Tetapi perlu digaris bawahi bahwa pendapat kedua yang membolehkan pembayaran di akhir ini, akan terjebak dalam jual beli hutang dengan hutang, karena membeli barang yang belum ada dengan uang yang belum ada juga, bukankah hal ini dilarang sebagaimana dalam hadist Ibnu Umar di atas?  Sebagian kalangan memberikan jalan keluar dengan cara merubah akad al-istishna ini  menjadi dua akad lain, yaitu akad jual beli barang (bahan dasar) dengan kredit, dan akad  jasa pembuatan barang tersebut.[2] 
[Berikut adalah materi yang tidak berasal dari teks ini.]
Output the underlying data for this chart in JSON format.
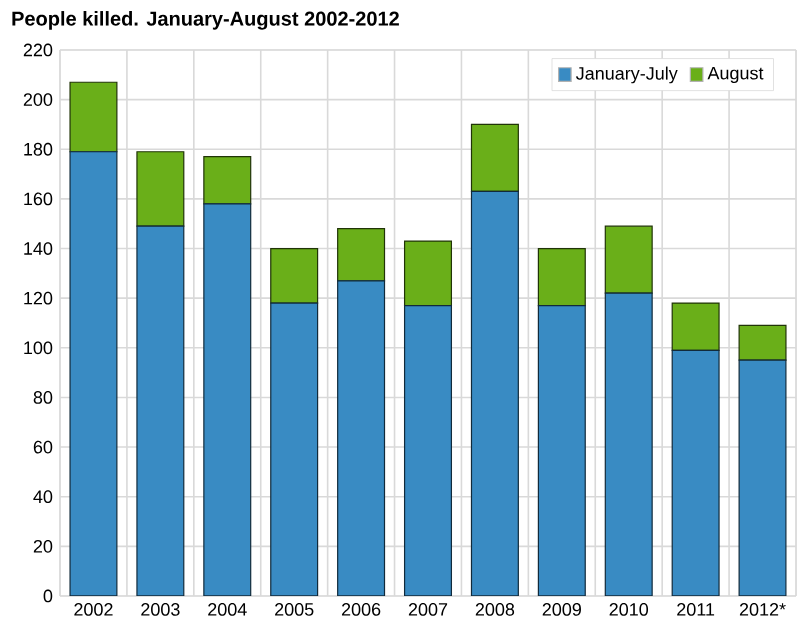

Tentunya paling baik adalah membayar terlebih dahulu, sebagaimana yang dinyatakan oleh mayoritas ulama, agar kita bisa keluar dari perbedaan pendapat di atas.  

 

Sebagian ulama’ menyatakan bahwa pada dasarnya umat Islam secara de facto telah bersepakat atau merajut konsensus (ijma’) bahwa akad istishna’ adalah akad yang dibenarkan dan telah dijalankan sejak dahulu kala tanpa ada seorang sahabat atau ulama pun yang mengingkarinya.  Dengan demikian, tidak ada alasan untuk melarangnya. Alasan ini selaras dengan salah satu prinsip dasar agama Islam, yaitu taisir (memudahkan):

 إنَِّ الدِ ينَ يُسْرٌ. رواه البخاري

“Sesungguhnya agama itu mudah.” (Riwayat Bukhari).

 

Istishna’ dapat mendatangkan banyak kemaslahatan dan keuntungan, dan tidak mengandung unsur riba, atau ketidak jelasan/spekulasi tinggi (gharar). Dengan demikian setiap hal yang demikian ini adanya.  Berdasarkan pemaparan singkat di atas, dapat saksikan bahwa pendapat kedua dan ketiga lebih kuat, dengan demikian dapat disimpulkan bahwa akad istishna’ adalah akad yang dibenarkan dalam syari’at islam.

 

Al-Istishna’ Paralel

Al Istishna’ Paralel adalah seseorang yang mendapatkan pesanan dari orang lain -umpamanya untuk membuat rak buku-, dia tidak mengerjakannya sendiri, tetapi mengupahkan kepada pihak ketiga. Apakah hal ini dibolehkan? Jawabannya adalah selama hal itu tidak mempengaruhi  point-point yang sudah disepakati antara kedua belah pihak, seperti harga dan sifat-sifat barang, maka hukumnya boleh. Ini seperti halnya seseorang yang menerima pesanan barang, kemudian pengerjaannya diserahkan kepada bawahannya atau tukangnya. 

Kesimpulan

Istishna’ adalah artinya perjanjian terhadap barang jualan yang berada dalam kepemilikan penjual dengan syarat di buatkan oleh penjual, atau meminta di buatkan secara khusus sementara bahan bakunya dari pihak penjual. Perbedaannya adalah terletak dalam cara pembayarannya dan  salam tersebut mengikat para pihak yang mengadakan akad sejak semula, sedangkan istisna’ menjadi pengikat untuk melindungi produsen sehingga tidak di tinggalkan begitu saja oleh konsumen yang tidak bertanggung jawab.